O acordo de quinta-feira será o terceiro entre o Governo da Frente de Libertação de Moçambique (Frelimo) e a Renamo, depois da assinatura do Acordo Geral de Paz de Roma de 1992 e do acordo de cessação das hostilidades militares em 2014, na sequência de uma nova vaga de confrontos entre as duas partes.

Nesta terça-feira os guerrilheiros da Renamo, principal partido da oposição em Moçambique, que entregaram voluntariamente as armas no âmbito do processo de Desarmamento, Desmobilização e Reintegração (DDR), manifestaram satisfação com a expetativa de regresso à vida civil.

O DDR, que resulta de entendimentos entre o governo moçambicano e a Resistência Nacional Moçambicana (Renamo), arrancou na segunda-feira na serra da Gorongosa, província de Sofala, centro do país.

Abílio Tenisse, que tem a patente de capitão, entregou a AK-47 que o acompanhou ao longo de anos de guerrilha ao serviço da Renamo.

Cedeu a sua arma num centro de acantonamento na serra da Gorongosa e agora quer voltar à província natal, Zambézia, centro do país, para montar um negócio e ganhar o sustento para a família.

“Se tiver dinheiro, vou comprar uma ‘moagem’ para moer milho e ajudar as pessoas da minha zona, na Zambézia”, disse Abílio Tenisse ao grupo de jornalistas que acompanhou o arranque do DDR, em Sandjudjira.

Depois de ter combatido pela Renamo na guerra dos 16 anos que terminou em 1992 e reintegrado na guerrilha em 2012 para a onda de violência militar que se seguiu, Tenisse afirma estar farto de viver nas matas.

“Esperei muito por este tempo e apelo aos outros no sentido de se juntarem a nós para serem desmobilizados”, apelou.

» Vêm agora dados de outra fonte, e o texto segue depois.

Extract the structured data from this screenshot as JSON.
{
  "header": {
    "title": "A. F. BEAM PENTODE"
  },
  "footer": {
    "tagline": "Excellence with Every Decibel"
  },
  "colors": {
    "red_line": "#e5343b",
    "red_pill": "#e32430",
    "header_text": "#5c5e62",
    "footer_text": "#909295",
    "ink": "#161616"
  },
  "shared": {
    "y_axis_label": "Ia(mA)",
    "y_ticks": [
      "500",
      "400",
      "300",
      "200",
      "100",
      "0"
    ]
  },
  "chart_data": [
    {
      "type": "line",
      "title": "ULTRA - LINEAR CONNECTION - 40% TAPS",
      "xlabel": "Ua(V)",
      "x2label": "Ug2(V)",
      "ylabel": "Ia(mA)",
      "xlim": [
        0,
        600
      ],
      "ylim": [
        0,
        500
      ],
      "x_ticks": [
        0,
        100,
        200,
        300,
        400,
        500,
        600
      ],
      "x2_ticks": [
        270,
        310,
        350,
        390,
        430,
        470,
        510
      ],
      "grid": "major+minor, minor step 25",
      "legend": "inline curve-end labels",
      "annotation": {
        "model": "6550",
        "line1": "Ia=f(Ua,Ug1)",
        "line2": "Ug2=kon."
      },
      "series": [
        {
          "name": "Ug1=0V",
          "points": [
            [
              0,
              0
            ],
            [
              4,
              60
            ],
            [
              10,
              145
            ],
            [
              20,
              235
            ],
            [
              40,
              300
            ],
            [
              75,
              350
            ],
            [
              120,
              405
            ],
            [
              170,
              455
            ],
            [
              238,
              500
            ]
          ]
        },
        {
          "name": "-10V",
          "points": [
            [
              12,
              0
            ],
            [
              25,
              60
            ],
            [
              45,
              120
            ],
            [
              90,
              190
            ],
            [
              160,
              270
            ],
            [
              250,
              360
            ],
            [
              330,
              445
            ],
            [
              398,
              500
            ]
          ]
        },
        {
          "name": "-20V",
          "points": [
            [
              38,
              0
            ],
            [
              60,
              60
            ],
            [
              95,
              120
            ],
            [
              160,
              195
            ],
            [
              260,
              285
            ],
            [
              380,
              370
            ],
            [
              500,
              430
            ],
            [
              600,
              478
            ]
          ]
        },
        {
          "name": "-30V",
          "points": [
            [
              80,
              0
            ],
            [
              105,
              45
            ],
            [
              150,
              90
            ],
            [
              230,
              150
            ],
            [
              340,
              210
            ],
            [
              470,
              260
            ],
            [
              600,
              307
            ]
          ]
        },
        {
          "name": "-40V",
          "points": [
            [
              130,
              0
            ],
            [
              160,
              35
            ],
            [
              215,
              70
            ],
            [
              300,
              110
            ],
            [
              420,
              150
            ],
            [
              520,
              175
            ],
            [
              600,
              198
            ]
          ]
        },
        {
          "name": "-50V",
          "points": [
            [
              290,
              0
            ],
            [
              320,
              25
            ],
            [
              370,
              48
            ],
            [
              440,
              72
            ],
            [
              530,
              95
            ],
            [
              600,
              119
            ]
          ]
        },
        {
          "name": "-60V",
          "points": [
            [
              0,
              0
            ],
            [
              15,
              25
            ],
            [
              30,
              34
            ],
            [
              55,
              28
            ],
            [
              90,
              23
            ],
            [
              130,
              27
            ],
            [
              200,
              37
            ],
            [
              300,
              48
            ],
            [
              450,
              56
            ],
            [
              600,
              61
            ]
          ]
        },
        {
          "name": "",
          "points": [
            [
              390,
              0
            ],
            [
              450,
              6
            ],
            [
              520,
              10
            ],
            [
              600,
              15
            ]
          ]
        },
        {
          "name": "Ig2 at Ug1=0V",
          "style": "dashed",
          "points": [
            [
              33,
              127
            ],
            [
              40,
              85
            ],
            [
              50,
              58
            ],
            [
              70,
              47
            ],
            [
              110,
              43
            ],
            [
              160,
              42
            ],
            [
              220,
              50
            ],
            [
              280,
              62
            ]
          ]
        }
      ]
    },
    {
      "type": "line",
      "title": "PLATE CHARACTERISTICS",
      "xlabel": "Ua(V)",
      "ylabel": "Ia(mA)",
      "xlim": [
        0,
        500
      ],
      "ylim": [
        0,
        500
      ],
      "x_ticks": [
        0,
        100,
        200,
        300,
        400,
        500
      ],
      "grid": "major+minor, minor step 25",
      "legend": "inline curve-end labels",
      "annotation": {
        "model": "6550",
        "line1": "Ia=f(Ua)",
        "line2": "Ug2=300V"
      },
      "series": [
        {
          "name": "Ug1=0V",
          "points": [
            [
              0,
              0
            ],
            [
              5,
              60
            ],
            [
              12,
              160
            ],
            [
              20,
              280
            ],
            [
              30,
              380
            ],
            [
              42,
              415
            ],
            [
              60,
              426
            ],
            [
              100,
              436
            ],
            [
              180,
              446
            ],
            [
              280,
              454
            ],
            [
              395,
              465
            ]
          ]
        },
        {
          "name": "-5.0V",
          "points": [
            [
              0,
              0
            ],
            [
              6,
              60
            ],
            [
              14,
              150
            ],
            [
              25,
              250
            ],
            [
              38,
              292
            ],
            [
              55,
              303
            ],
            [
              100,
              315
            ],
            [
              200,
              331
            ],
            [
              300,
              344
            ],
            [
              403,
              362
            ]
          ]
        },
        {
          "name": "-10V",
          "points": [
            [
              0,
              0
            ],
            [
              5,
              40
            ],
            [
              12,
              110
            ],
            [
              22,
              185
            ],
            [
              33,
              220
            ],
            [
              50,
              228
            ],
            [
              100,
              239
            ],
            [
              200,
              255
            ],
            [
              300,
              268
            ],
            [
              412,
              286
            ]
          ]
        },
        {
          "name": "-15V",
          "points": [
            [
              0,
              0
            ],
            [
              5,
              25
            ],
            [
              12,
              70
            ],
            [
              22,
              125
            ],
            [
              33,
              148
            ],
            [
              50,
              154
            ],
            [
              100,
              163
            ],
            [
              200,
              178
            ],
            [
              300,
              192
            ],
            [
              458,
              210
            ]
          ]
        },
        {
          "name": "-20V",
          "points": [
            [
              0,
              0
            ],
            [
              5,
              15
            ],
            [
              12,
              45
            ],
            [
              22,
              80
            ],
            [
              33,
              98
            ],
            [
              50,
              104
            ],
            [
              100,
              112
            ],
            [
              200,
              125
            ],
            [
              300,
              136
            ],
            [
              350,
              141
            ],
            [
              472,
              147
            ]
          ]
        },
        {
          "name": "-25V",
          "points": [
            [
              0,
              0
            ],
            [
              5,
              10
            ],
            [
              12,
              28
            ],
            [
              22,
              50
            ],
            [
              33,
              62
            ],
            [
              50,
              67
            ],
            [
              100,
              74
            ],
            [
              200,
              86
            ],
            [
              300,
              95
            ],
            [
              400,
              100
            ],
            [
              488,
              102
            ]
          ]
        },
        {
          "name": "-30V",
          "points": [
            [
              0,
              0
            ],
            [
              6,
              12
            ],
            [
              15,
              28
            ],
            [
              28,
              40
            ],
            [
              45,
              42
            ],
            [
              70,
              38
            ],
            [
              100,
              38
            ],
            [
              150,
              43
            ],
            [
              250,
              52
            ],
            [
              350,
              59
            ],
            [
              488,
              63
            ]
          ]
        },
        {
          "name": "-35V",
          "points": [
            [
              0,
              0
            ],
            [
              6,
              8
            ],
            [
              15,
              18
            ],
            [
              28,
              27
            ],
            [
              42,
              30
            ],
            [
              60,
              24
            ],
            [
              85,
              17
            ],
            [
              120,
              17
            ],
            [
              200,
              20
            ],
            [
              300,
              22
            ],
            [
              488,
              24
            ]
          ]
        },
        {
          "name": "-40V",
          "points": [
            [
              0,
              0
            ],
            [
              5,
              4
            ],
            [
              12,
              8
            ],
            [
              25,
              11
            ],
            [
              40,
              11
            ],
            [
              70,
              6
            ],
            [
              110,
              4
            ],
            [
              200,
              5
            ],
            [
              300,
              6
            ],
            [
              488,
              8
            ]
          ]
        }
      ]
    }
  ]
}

Elias Sande, também com patente de capitão, deu voluntariamente a sua arma aos peritos militares internacionais que dirigem o DDR na Gorongosa e disse que pretende refazer a vida, que parou durante os anos dedicados à guerrilha.

“Uma das coisas que vou fazer é comprar ‘moagem’ a fim de obter alguma renda”, afirmou Sande, falando de um negócio muito popular no centro de Moçambique.

A farinha de milho moída em máquinas que funcionam a energia elétrica ou a gerador é um dos negócios mais prósperos no centro de Moçambique, devido à forte procura daquele produto para a cozedura de massa, muito consumida na região.

A única mulher que entregou a arma no primeiro dia do DDR, Elina Matavote, do chamado destacamento feminino da Renamo, não esconde a satisfação de se poder juntar à família no distrito de Nhamatanda, província de Sofala, após longos anos nas matas.

“Não sei quanto tempo fiquei nas matas, mas agora que tenho oportunidade de regressar a casa, quero aproveitar e conviver com a família”, disse.

Muitas guerrilheiras da Renamo, que estão nas matas, também querem regressar à vida civil, assinalou Matove.

O início do DDR foi simbolicamente marcado pela entrega voluntária de armas por quatro guerrilheiros da Renamo e do registo de outros 46 para posterior desarmamento.

O ato foi testemunhado pelo líder da Renamo, Ossufo Momade, membros do governo, peritos militares internacionais e jornalistas.

O DDR resulta das negociações de paz entre o governo e a Renamo visando pôr termo a ciclos de violência entre as partes e o estabelecimento de uma paz duradoura em Moçambique.

O entendimento entre o governo moçambicano e a liderança da Renamo prevê a integração de alguns guerrilheiros nas Forças de Defesa e Segurança (FDS).